Le personnage est roux, d’une moelleuse couleur de malt. La noblesse, le flegme, l’humour, tout fleure l’outre-manche. Un gentleman-farmer aux senteurs d’arbres et de cèpes, d’âtre et de tabac.

Chasseur né, c’est un endurant. Vanné, vous le verrez persévérer de son pas léger. La forêt est son élément. Ah, se coucher sur la candeur de l’humus ! Ah, se fondre dans d’opulentes cascades quand flambe l’été !

Son coeur est grand comme cela, sa tendresse est démesurée. Quand vous le retrouvez, c’est une fête : je t’embrasse, nous sommes un, je t’adore. Pas d’accoutumance, les revoyures s’envolent dans la ferveur.

C’est une forte tête. Personne n’est parvenu à le dompter. De temps à autre, se soumettre est malheureusement fatal. C’est alors avec nonchalance que son allégeance vous est montrée.

Attaché et loyal, il l’est éperdument. Pourtant, l’espace l’appelle comme la muse. Tout à coup, son absence est là. Être sans heures, sans règles, sans chef. Vagabonder à toute heure, être sans repos et sans repas, copuler à tout va, cela régénère ! Autrement, crever est préférable.

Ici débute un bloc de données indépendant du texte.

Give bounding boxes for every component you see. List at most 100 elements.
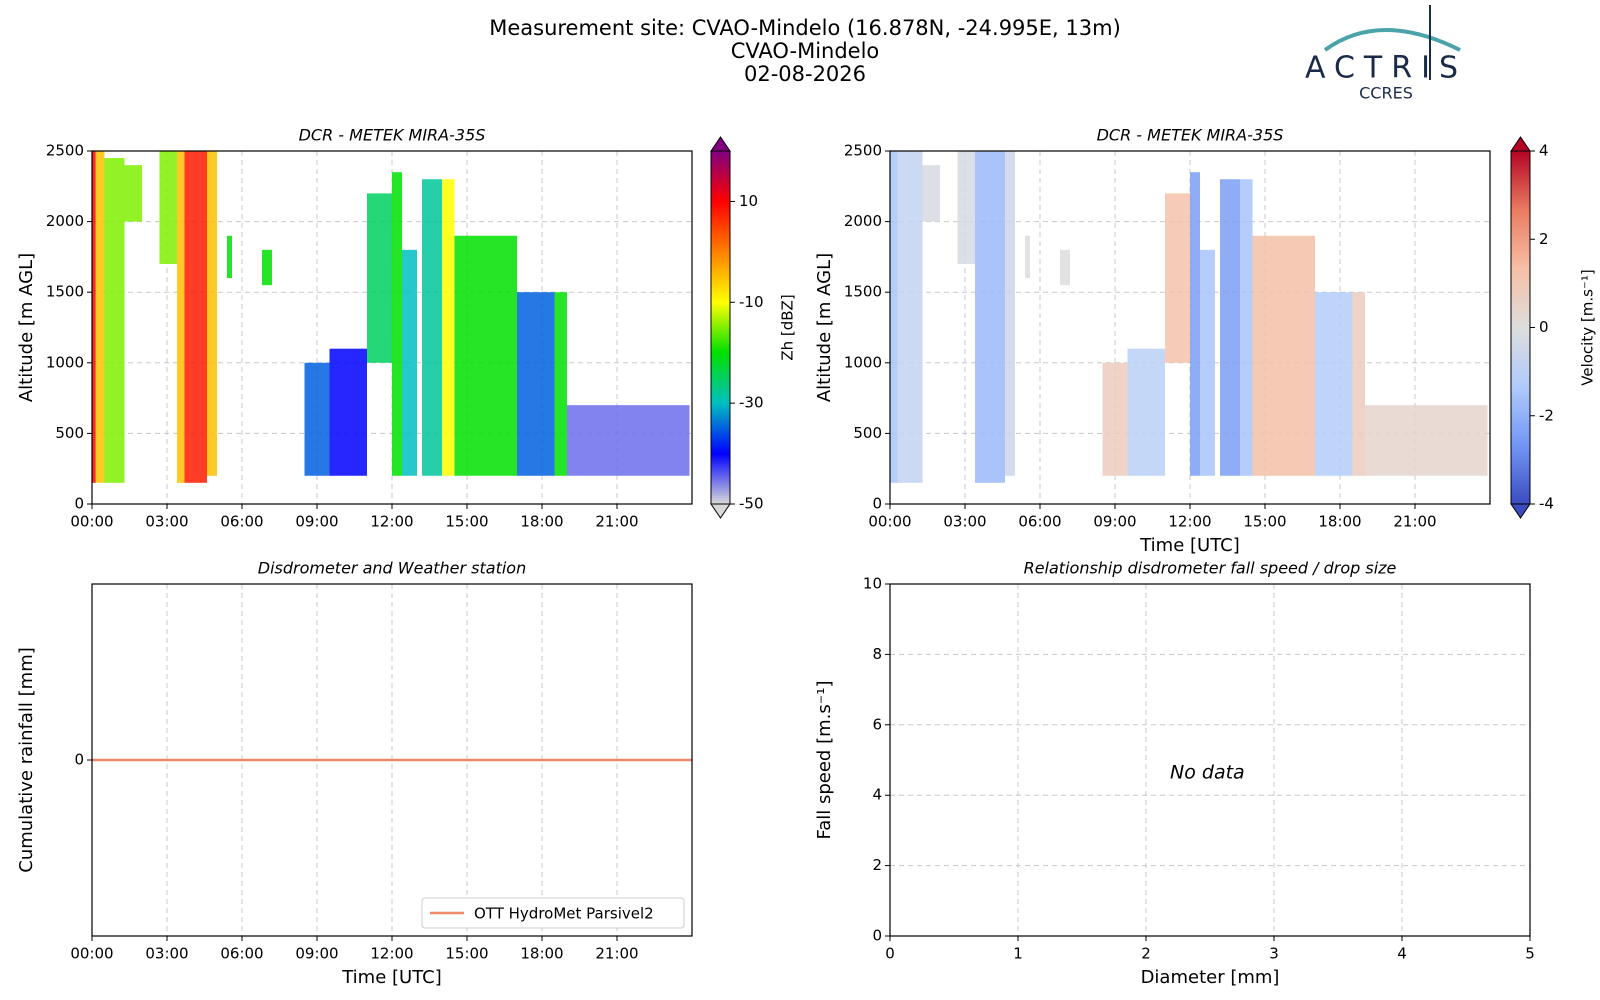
x-tick-label: 21:00 [595, 945, 638, 963]
x-tick-label: 15:00 [445, 513, 488, 531]
radar-cell [957, 151, 975, 264]
logo-subtitle: CCRES [1359, 84, 1413, 103]
title-line: 02-08-2026 [744, 62, 866, 86]
radar-cell [92, 151, 96, 483]
radar-cell [329, 348, 367, 476]
colorbar-extend [710, 136, 731, 152]
radar-cell [554, 292, 567, 476]
colorbar-label: Zh [dBZ] [779, 294, 797, 360]
x-tick-label: 15:00 [1243, 513, 1286, 531]
y-tick-label: 2000 [46, 212, 84, 230]
y-tick-label: 1500 [844, 283, 882, 301]
radar-cell [104, 158, 125, 483]
axes-frame [889, 150, 1491, 505]
radar-cell [922, 165, 940, 222]
radar-cell [304, 362, 330, 476]
logo-arc [1323, 28, 1461, 52]
radar-cell [1005, 151, 1015, 476]
colorbar-extend [1510, 503, 1531, 519]
y-tick-label: 0 [74, 751, 84, 769]
x-tick-label: 03:00 [145, 945, 188, 963]
x-tick-label: 18:00 [520, 945, 563, 963]
y-tick-label: 2000 [844, 212, 882, 230]
x-tick-label: 18:00 [520, 513, 563, 531]
radar-cell [1060, 249, 1070, 286]
x-tick-label: 03:00 [943, 513, 986, 531]
y-tick-label: 500 [853, 424, 882, 442]
y-tick-label: 8 [872, 645, 882, 663]
panel-title: Relationship disdrometer fall speed / dr… [1024, 559, 1397, 578]
y-tick-label: 1000 [844, 353, 882, 371]
x-tick-label: 06:00 [1018, 513, 1061, 531]
radar-cell [227, 235, 232, 279]
y-tick-label: 2 [872, 856, 882, 874]
radar-cell [177, 151, 185, 483]
x-tick-label: 4 [1397, 945, 1407, 963]
y-axis-label: Fall speed [m.s⁻¹] [814, 681, 835, 840]
radar-cell [1200, 249, 1215, 476]
panel-title: DCR - METEK MIRA-35S [1097, 126, 1284, 145]
radar-cell [422, 179, 442, 476]
x-tick-label: 09:00 [1093, 513, 1136, 531]
radar-cell [1240, 179, 1253, 476]
colorbar-label: Velocity [m.s⁻¹] [1579, 269, 1597, 385]
radar-cell [262, 249, 272, 286]
x-tick-label: 3 [1269, 945, 1279, 963]
colorbar-tick-label: 0 [1539, 318, 1549, 336]
colorbar-tick-label: -2 [1539, 406, 1554, 424]
y-tick-label: 10 [863, 575, 882, 593]
colorbar [1510, 150, 1531, 505]
panel-title: Disdrometer and Weather station [258, 559, 526, 578]
x-tick-label: 1 [1013, 945, 1023, 963]
radar-cell [454, 235, 517, 476]
radar-cell [124, 165, 142, 222]
logo: ACTRIS CCRES [1305, 5, 1467, 103]
radar-cell [1315, 292, 1353, 476]
radar-cell [367, 193, 392, 363]
radar-cell [184, 151, 207, 483]
legend-label: OTT HydroMet Parsivel2 [474, 905, 654, 923]
y-tick-label: 6 [872, 715, 882, 733]
radar-cell [442, 179, 455, 476]
colorbar-extend [710, 503, 731, 519]
radar-cell [1352, 292, 1365, 476]
title-line: Measurement site: CVAO-Mindelo (16.878N,… [489, 16, 1121, 40]
colorbar-tick-label: -50 [739, 495, 764, 513]
y-tick-label: 0 [872, 495, 882, 513]
x-tick-label: 18:00 [1318, 513, 1361, 531]
y-axis-label: Cumulative rainfall [mm] [16, 647, 37, 873]
x-axis-label: Time [UTC] [1139, 535, 1240, 556]
y-tick-label: 2500 [46, 142, 84, 160]
logo-text: ACTRIS [1305, 51, 1467, 86]
colorbar-tick-label: -10 [739, 293, 764, 311]
y-tick-label: 4 [872, 786, 882, 804]
radar-cell [1025, 235, 1030, 279]
x-tick-label: 5 [1525, 945, 1535, 963]
x-tick-label: 15:00 [445, 945, 488, 963]
radar-cell [392, 172, 402, 476]
x-tick-label: 0 [885, 945, 895, 963]
radar-cell [1190, 172, 1200, 476]
x-axis-label: Time [UTC] [341, 967, 442, 988]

Et quand je l’entends remonter l’allée, pétant de bonheur, le rêve fou d’envoyer tout valser submerge mon coeur. Et je me délecte en pensée d’une fugue sans bornes.

Nommer mon tendre, mon valeureux, mon généreux compagnon m’a été jusque-là défendu. C’est que la lettre sulfureuse loge dans son nom. Cabot, clebs ou toutou, autant de mots absolument trop communs pour parler de vous, mon chien.